[Tutor] Regular Expression question

Danny Yoo dyoo@hkn.eecs.berkeley.edu
Mon Apr 21 17:26:51 2003


On Sun, 20 Apr 2003, Michael Janssen wrote:

> > It appears that the aggregation functions of parentheses are limited.
> > This does not work:
> >
> > <html([ \t]*>)|([ \t:].+?>)
>
> Seems to be a point, where re gets very sophisticated ;-)
>
> You should try to explain in plain words what this re is expected to do
> (and each part of it). This often helps to find logical mistakes
> (Pointer: "ab|c" doesn't look for ab or ac but for ab or c).

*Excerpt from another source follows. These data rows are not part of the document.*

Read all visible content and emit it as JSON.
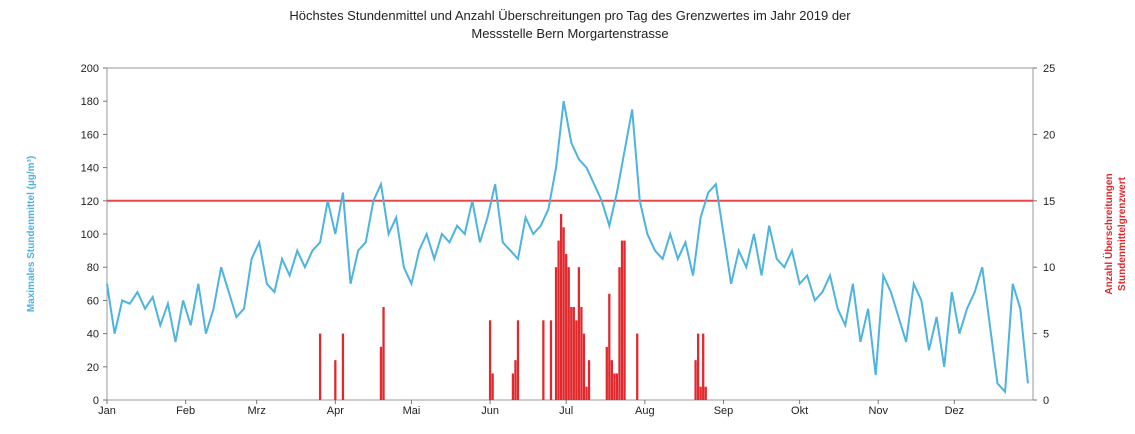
{
  "chart_data": {
    "type": "line_bar",
    "title": [
      "Höchstes Stundenmittel und Anzahl Überschreitungen pro Tag des Grenzwertes im Jahr 2019 der",
      "Messstelle Bern Morgartenstrasse"
    ],
    "ylabel": "Maximales Stundenmittel (µg/m³)",
    "y2label": [
      "Anzahl Überschreitungen",
      "Stundenmittelgrenzwert"
    ],
    "xlim": [
      0,
      365
    ],
    "xticks": [
      {
        "value": 0,
        "label": "Jan"
      },
      {
        "value": 31,
        "label": "Feb"
      },
      {
        "value": 59,
        "label": "Mrz"
      },
      {
        "value": 90,
        "label": "Apr"
      },
      {
        "value": 120,
        "label": "Mai"
      },
      {
        "value": 151,
        "label": "Jun"
      },
      {
        "value": 181,
        "label": "Jul"
      },
      {
        "value": 212,
        "label": "Aug"
      },
      {
        "value": 243,
        "label": "Sep"
      },
      {
        "value": 273,
        "label": "Okt"
      },
      {
        "value": 304,
        "label": "Nov"
      },
      {
        "value": 334,
        "label": "Dez"
      }
    ],
    "ylim": [
      0,
      200
    ],
    "yticks": [
      0,
      20,
      40,
      60,
      80,
      100,
      120,
      140,
      160,
      180,
      200
    ],
    "y2lim": [
      0,
      25
    ],
    "y2ticks": [
      0,
      5,
      10,
      15,
      20,
      25
    ],
    "grid": false,
    "hline": {
      "value": 120,
      "color": "#e8474a"
    },
    "series": [
      {
        "kind": "line",
        "axis": "y",
        "color": "#4db3df",
        "x": [
          0,
          3,
          6,
          9,
          12,
          15,
          18,
          21,
          24,
          27,
          30,
          33,
          36,
          39,
          42,
          45,
          48,
          51,
          54,
          57,
          60,
          63,
          66,
          69,
          72,
          75,
          78,
          81,
          84,
          87,
          90,
          93,
          96,
          99,
          102,
          105,
          108,
          111,
          114,
          117,
          120,
          123,
          126,
          129,
          132,
          135,
          138,
          141,
          144,
          147,
          150,
          153,
          156,
          159,
          162,
          165,
          168,
          171,
          174,
          177,
          180,
          183,
          186,
          189,
          192,
          195,
          198,
          201,
          204,
          207,
          210,
          213,
          216,
          219,
          222,
          225,
          228,
          231,
          234,
          237,
          240,
          243,
          246,
          249,
          252,
          255,
          258,
          261,
          264,
          267,
          270,
          273,
          276,
          279,
          282,
          285,
          288,
          291,
          294,
          297,
          300,
          303,
          306,
          309,
          312,
          315,
          318,
          321,
          324,
          327,
          330,
          333,
          336,
          339,
          342,
          345,
          348,
          351,
          354,
          357,
          360,
          363
        ],
        "values": [
          70,
          40,
          60,
          58,
          65,
          55,
          62,
          45,
          58,
          35,
          60,
          45,
          70,
          40,
          55,
          80,
          65,
          50,
          55,
          85,
          95,
          70,
          65,
          85,
          75,
          90,
          80,
          90,
          95,
          120,
          100,
          125,
          70,
          90,
          95,
          120,
          130,
          100,
          110,
          80,
          70,
          90,
          100,
          85,
          100,
          95,
          105,
          100,
          120,
          95,
          110,
          130,
          95,
          90,
          85,
          110,
          100,
          105,
          115,
          140,
          180,
          155,
          145,
          140,
          130,
          120,
          105,
          125,
          150,
          175,
          120,
          100,
          90,
          85,
          100,
          85,
          95,
          75,
          110,
          125,
          130,
          100,
          70,
          90,
          80,
          100,
          75,
          105,
          85,
          80,
          90,
          70,
          75,
          60,
          65,
          75,
          55,
          45,
          70,
          35,
          55,
          15,
          75,
          65,
          50,
          35,
          70,
          60,
          30,
          50,
          20,
          65,
          40,
          55,
          65,
          80,
          45,
          10,
          5,
          70,
          55,
          10
        ]
      },
      {
        "kind": "bar",
        "axis": "y2",
        "color": "#e0282d",
        "x": [
          84,
          90,
          93,
          108,
          109,
          151,
          152,
          160,
          161,
          162,
          172,
          175,
          177,
          178,
          179,
          180,
          181,
          182,
          183,
          184,
          185,
          186,
          187,
          188,
          189,
          190,
          197,
          198,
          199,
          200,
          201,
          202,
          203,
          204,
          209,
          232,
          233,
          234,
          235,
          236
        ],
        "values": [
          5,
          3,
          5,
          4,
          7,
          6,
          2,
          2,
          3,
          6,
          6,
          6,
          10,
          12,
          14,
          13,
          11,
          10,
          7,
          7,
          6,
          10,
          7,
          5,
          1,
          3,
          4,
          8,
          3,
          2,
          2,
          10,
          12,
          12,
          5,
          3,
          5,
          1,
          5,
          1
        ]
      }
    ]
  }
}
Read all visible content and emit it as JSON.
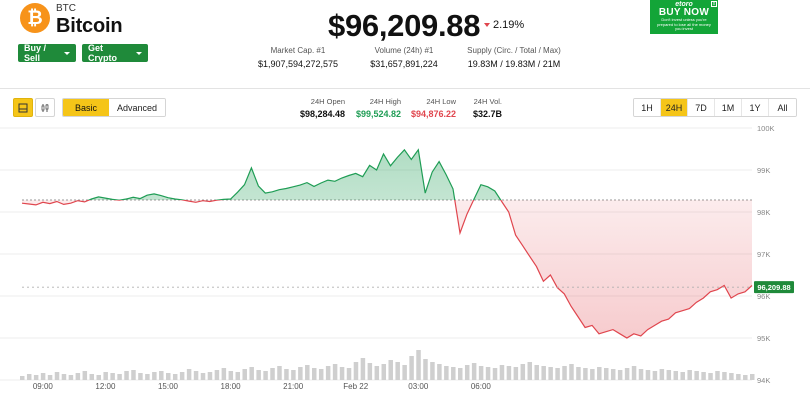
{
  "coin": {
    "logo_glyph": "₿",
    "ticker": "BTC",
    "name": "Bitcoin",
    "price": "$96,209.88",
    "change": "2.19%",
    "change_direction": "down"
  },
  "buttons": {
    "buy_sell": "Buy / Sell",
    "get_crypto": "Get Crypto"
  },
  "stats": {
    "market_cap_label": "Market Cap. #1",
    "market_cap_value": "$1,907,594,272,575",
    "volume_label": "Volume (24h) #1",
    "volume_value": "$31,657,891,224",
    "supply_label": "Supply (Circ. / Total / Max)",
    "supply_value": "19.83M / 19.83M / 21M"
  },
  "ad": {
    "brand": "etoro",
    "cta": "BUY NOW",
    "disclaimer": "Don't invest unless you're prepared to lose all the money you invest",
    "close": "x"
  },
  "toolbar": {
    "view_basic": "Basic",
    "view_advanced": "Advanced",
    "open_label": "24H Open",
    "open_value": "$98,284.48",
    "high_label": "24H High",
    "high_value": "$99,524.82",
    "low_label": "24H Low",
    "low_value": "$94,876.22",
    "vol_label": "24H Vol.",
    "vol_value": "$32.7B",
    "ranges": [
      "1H",
      "24H",
      "7D",
      "1M",
      "1Y",
      "All"
    ],
    "active_range": "24H"
  },
  "colors": {
    "up": "#1f9d55",
    "down": "#e0464e",
    "accent": "#f5c518",
    "brand_green": "#1f8a3a"
  },
  "chart_data": {
    "type": "area",
    "y_axis_ticks": [
      "100K",
      "99K",
      "98K",
      "97K",
      "96K",
      "95K",
      "94K"
    ],
    "x_axis_ticks": [
      "09:00",
      "12:00",
      "15:00",
      "18:00",
      "21:00",
      "Feb 22",
      "03:00",
      "06:00"
    ],
    "ylim": [
      94000,
      100000
    ],
    "baseline": 98284.48,
    "current_price_label": "96,209.88",
    "current_price": 96209.88,
    "x_step_minutes": 20,
    "price_series": [
      98210,
      98190,
      98170,
      98230,
      98200,
      98250,
      98180,
      98210,
      98270,
      98240,
      98310,
      98360,
      98330,
      98300,
      98280,
      98310,
      98350,
      98320,
      98400,
      98430,
      98390,
      98340,
      98310,
      98290,
      98260,
      98230,
      98270,
      98250,
      98280,
      98300,
      98310,
      98470,
      98650,
      99050,
      98620,
      98450,
      98480,
      98530,
      98560,
      98600,
      98640,
      98700,
      98610,
      98690,
      98760,
      98730,
      98810,
      98870,
      98920,
      98840,
      99110,
      99000,
      99380,
      99100,
      99300,
      99480,
      99250,
      99480,
      98450,
      98950,
      99200,
      98890,
      98550,
      97500,
      97950,
      98300,
      98650,
      98600,
      98500,
      98250,
      98000,
      97450,
      97200,
      96950,
      96700,
      96350,
      96500,
      96200,
      96050,
      95750,
      95500,
      95250,
      95300,
      95100,
      95150,
      95200,
      95100,
      95000,
      95100,
      95050,
      95200,
      95300,
      95400,
      95450,
      95600,
      95650,
      95700,
      95850,
      95950,
      96100,
      96150,
      96250,
      95950,
      96050,
      96100,
      96250
    ],
    "volume_series": [
      4,
      6,
      5,
      7,
      5,
      8,
      6,
      5,
      7,
      9,
      6,
      5,
      8,
      7,
      6,
      9,
      10,
      7,
      6,
      8,
      9,
      7,
      6,
      8,
      11,
      9,
      7,
      8,
      10,
      12,
      9,
      8,
      11,
      13,
      10,
      9,
      12,
      14,
      11,
      10,
      13,
      15,
      12,
      11,
      14,
      16,
      13,
      12,
      18,
      22,
      17,
      14,
      16,
      20,
      18,
      15,
      24,
      30,
      21,
      18,
      16,
      14,
      13,
      12,
      15,
      17,
      14,
      13,
      12,
      15,
      14,
      13,
      16,
      18,
      15,
      14,
      13,
      12,
      14,
      16,
      13,
      12,
      11,
      13,
      12,
      11,
      10,
      12,
      14,
      11,
      10,
      9,
      11,
      10,
      9,
      8,
      10,
      9,
      8,
      7,
      9,
      8,
      7,
      6,
      5,
      6
    ]
  }
}
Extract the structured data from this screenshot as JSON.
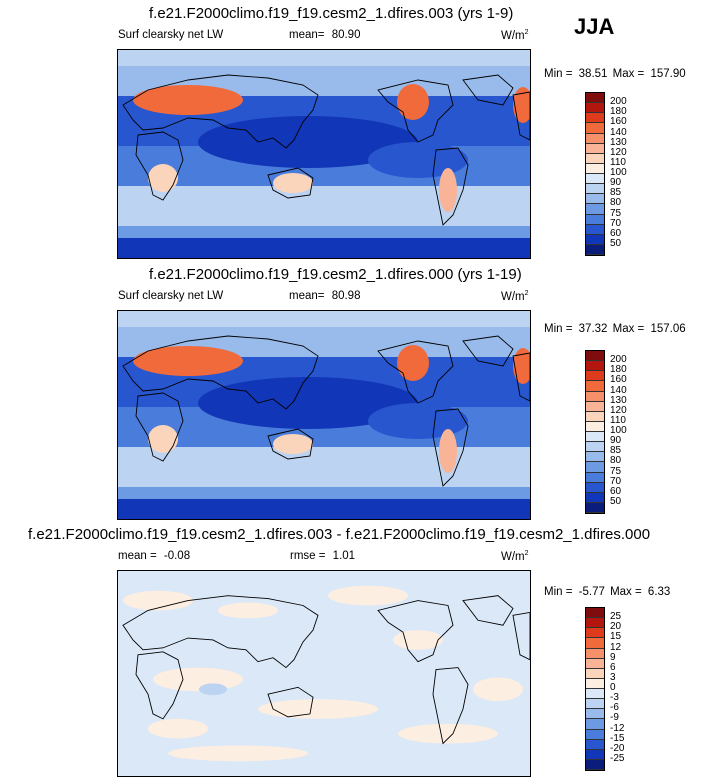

And if it helps, think of consecutive characters as multiplication, and
the '|' symbol as addition.  That is,


   regex             math

---------------------------------

   ab|c     <==>    ab + c



Your algebraic training should kick in at this point.  *grin*


   ab|ac    <==>    ab + ac

   a(b|c)   <==>    a(b + c)

            <==>    ab + ac


This is what we are trying to say when we mention "precedence".  In
mathematical expressions, multiplication "binds" more tightly than
addition.  In regular expressions, concatenation (adjacent characters)
"binds" more tightly than alternation (the '|' operator).  In both cases,
we can use parentheses to override the default way that that things bind
together.